Although few remember it today, an extraordinary thing happened during the influenza season of 1977. For the first time in the relatively short history of tracking flu, two subtypes of influenza A were found co-circulating the globe.
To understand how unexpected this was, all you need do is look at the graphic at the top of this post.
From 1918 through 1976 we’d seen three influenza A pandemics (1918, 1957, 1968) and each time the pandemic virus completely supplanted the previously circulating influenza A virus. The descendents of the 1918 H1N1 virus reigned supreme (and alone) until it was unseated by H2N2 in 1957. H2N2 held court until H3N2 pushed it aside eleven years later.
There were certainly influenza B viruses in the mix, but the norm appeared to be only one influenza A subtype each flu season.

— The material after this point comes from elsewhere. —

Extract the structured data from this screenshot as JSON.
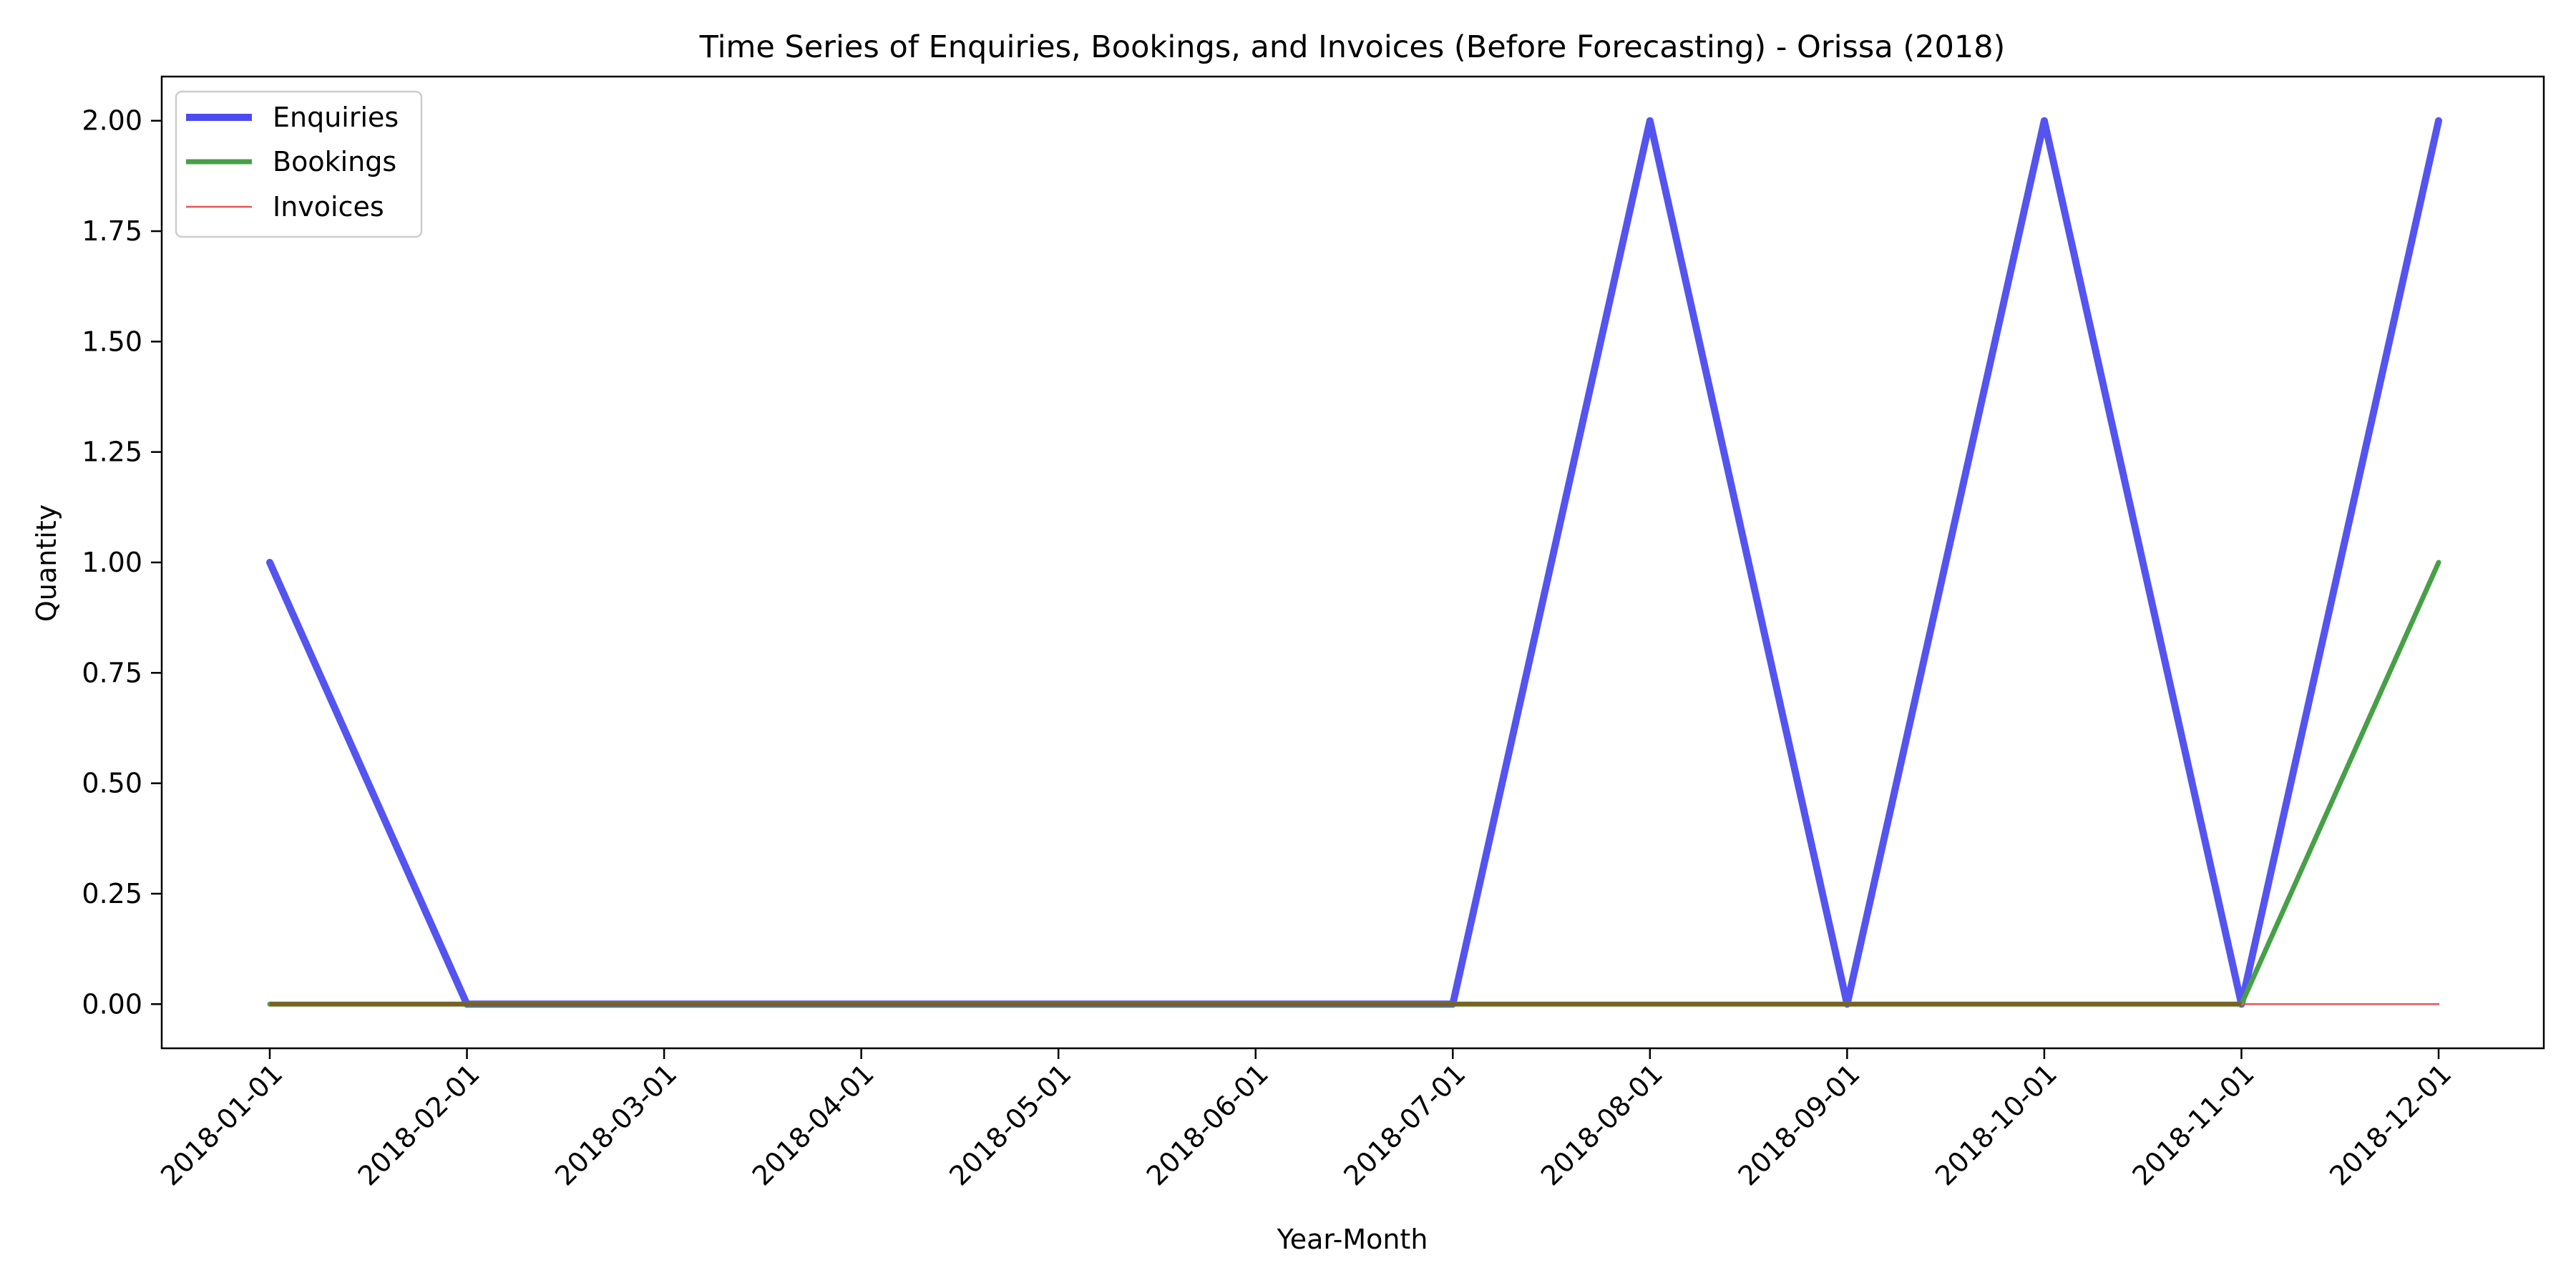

In 1977, however, a second influenza A virus abruptly appeared, or rather - re-appeared – and began circulating along side H3N2. A throwback to the 1950s, the 1977 H1N1 `Russian flu’ was generally mild in adults, but hit children and adolescents born before 1957 the hardest.
This unusual turn of events happened one year after our 1976 H1N1 swine flu scare, when as a young paramedic, I got my first taste of pandemic planning (see my account in Deja Flu, All Over Again). What we dodged in 1976 turned into a frantic flu season for children, hospitals and EMS the following year.
Since 1977 we’ve seen two influenza A subtypes co-circulate every year. Even when the 2009 H1N1 pandemic virus completely supplanted the old (1977) H1N1 virus, H3N2 continued to circulate.
For years scientists have tried to explain how a virus – gone from the wild for 20 years – could just suddenly reappear. Particularly one that was practically identical to a strain last seen more than a quarter of a century before. The most popular theory has been that of an accidental release from a Russian or Chinese research facility, but solid evidence has been lacking..
Yesterday, in the journal mBio, two researchers from UPMC Center for Health Security published a paper that looks at the available evidence, and discusses several plausible scenarios. They also discuss its possible relevance (or lack thereof) to the GOF (Gain of Function) debates of today (see mBio: The Risks & Benefits Of `GOF’ Experimentation On Pathogens With Pandemic Potential).
It’s a fascinating report, so follow the link below to read:
The 1977-1978 influenza epidemic was probably not a natural event, as the genetic sequence of the virus was nearly identical to the sequences of decades-old strains. While there are several hypotheses that could explain its origin, the possibility that the 1977 epidemic resulted from a laboratory accident has recently gained popularity in discussions about the biosafety risks of gain-of-function (GOF) influenza virus research, as an argument for why this research should not be performed. There is now a moratorium in the United States on funding GOF research while the benefits and risks, including the potential for accident, are analyzed. Given the importance of this historical epidemic to ongoing policy debates, we revisit the evidence that the 1977 epidemic was not natural and examine three potential origins: a laboratory accident, a live-vaccine trial escape, or deliberate release as a biological weapon. Based on available evidence, the 1977 strain was indeed too closely matched to decades-old strains to likely be a natural occurrence. While the origin of the outbreak cannot be conclusively determined without additional evidence, there are very plausible alternatives to the laboratory accident hypothesis, diminishing the relevance of the 1977 experience to the modern GOF debate.